After four straight days in the classroom, they got to help conduct a 12-acre prescribed burn on the Embry-Riddle Aeronautical University campus near their classrooms.
“You train all day, Sunday through Thursday, and then you finally get out there and see what it’s all about,” student Alex Meraz of Tucson said. “It’s a great way to end it.”
The others around him all agreed that Thursday’s successful burn made all that class time worth it.
Meraz hopes the training will lead to a job in wildland firefighting. Others in the class are volunteers in small fire departments who want to do their best.
While the basic classes helped prepare for the burn by clearing the burn boundary after the saw class cut back the brush, others practiced laying out hose lines, using foam, and drafting sample burn plans.
This was the first time in the Wildfire Academy’s six years that weather conditions have allowed firefighters to ignite a controlled burn on the campus.
In fact, it’s the first time that any wildland firefighting agency has ignited a controlled burn inside the city limits of Prescott.
The thick, decadent brush surrounding the ERAU campus probably hasn’t burned since the early 1900s, said Todd Rhines, safety officer on the burn.
The weather conditions were perfect, and the brush was burning better than he anticipated, said Jason Clawson, ignitions officer on the fire.
The fact that the brush burned so readily just four days after it snowed demonstrates how quickly wildfire danger can increase, Rhines said.
“That’s a key note,” said Duane Steinbrink, burn boss for Thursday’s prescribed burn. “People need to make sure they’re providing defensible space (around their own homes).”
Fire managers are anticipating an especially dangerous wildfire season in the desert this year because winter rains produced a bumper crop of grass that will dry out quickly.
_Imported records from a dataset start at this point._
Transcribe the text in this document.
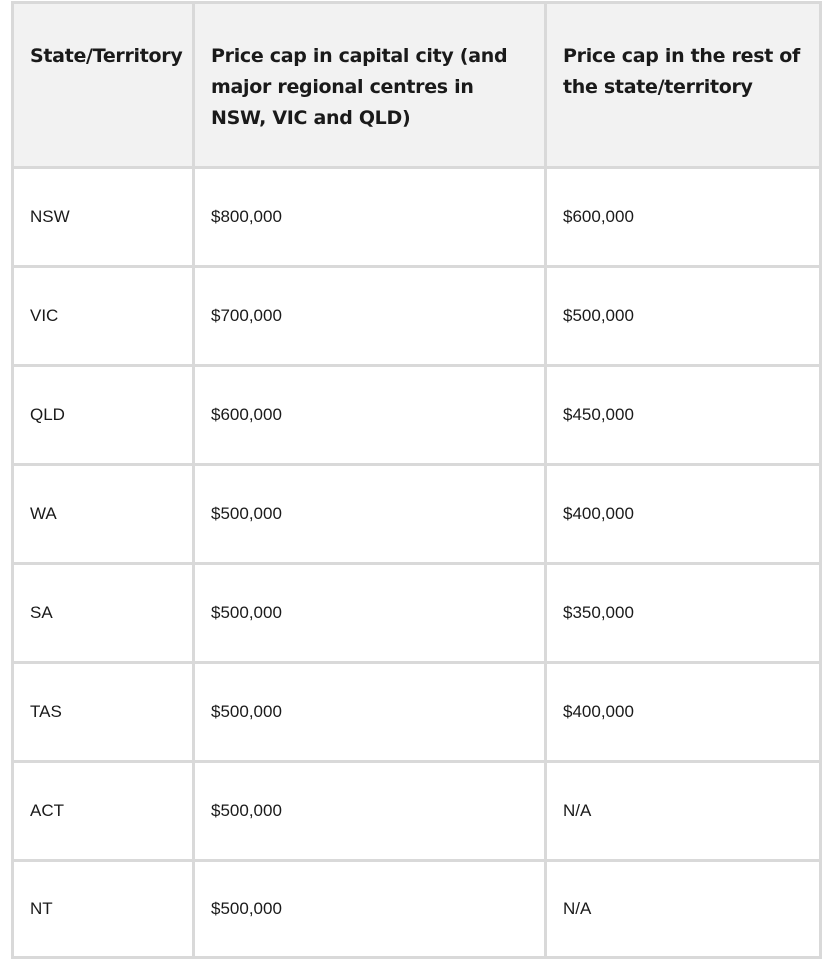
State/Territory	Price cap in capital city (and major regional centres in NSW, VIC and QLD)	Price cap in the rest of the state/territory
NSW	$800,000	$600,000
VIC	$700,000	$500,000
QLD	$600,000	$450,000
WA	$500,000	$400,000
SA	$500,000	$350,000
TAS	$500,000	$400,000
ACT	$500,000	N/A
NT	$500,000	N/A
While the precipitation helped reduce the fire danger in heavier fuels such as pine trees, it doesn’t necessarily take the high country out of fire danger, Rhines said.
“If we don’t get any more moisture, I’ve got to say we’re a little above-normal (in Prescott-area wildfire danger) just because of the dead chaparral component,” Rhines said. “The chances of a big fire are pretty good.”
More than a decade of drought has killed off large swaths of chaparral in the Prescott National Forest and surrounding areas.
“I think that’s what a lot of people don’t understand,” Rhines said. “Dead fuel continues to be dead fuel.”
A side benefit to Thursday’s training was the extra protection against wildfires spreading between ERAU and the neighboring Piñon Oaks subdivision, Prescott Fire Chief Darrell Willis said.
The Prescott Fire Department used its relatively new Reverse-911 system to alert about 330 Piñon Oaks residents that the burn would be taking place Thursday.
Fire managers simply outlined the calling area on a computer screen map, taped a 30-second message and sent it off, Willis said.
The message works in live or recorded answers, Willis said. Unfortunately, 21 people hung up before the message finished, apparently thinking it was a solicitation call.
This was only the second time the Prescott Fire Department has used the Reverse-911 system, Steinbrink said.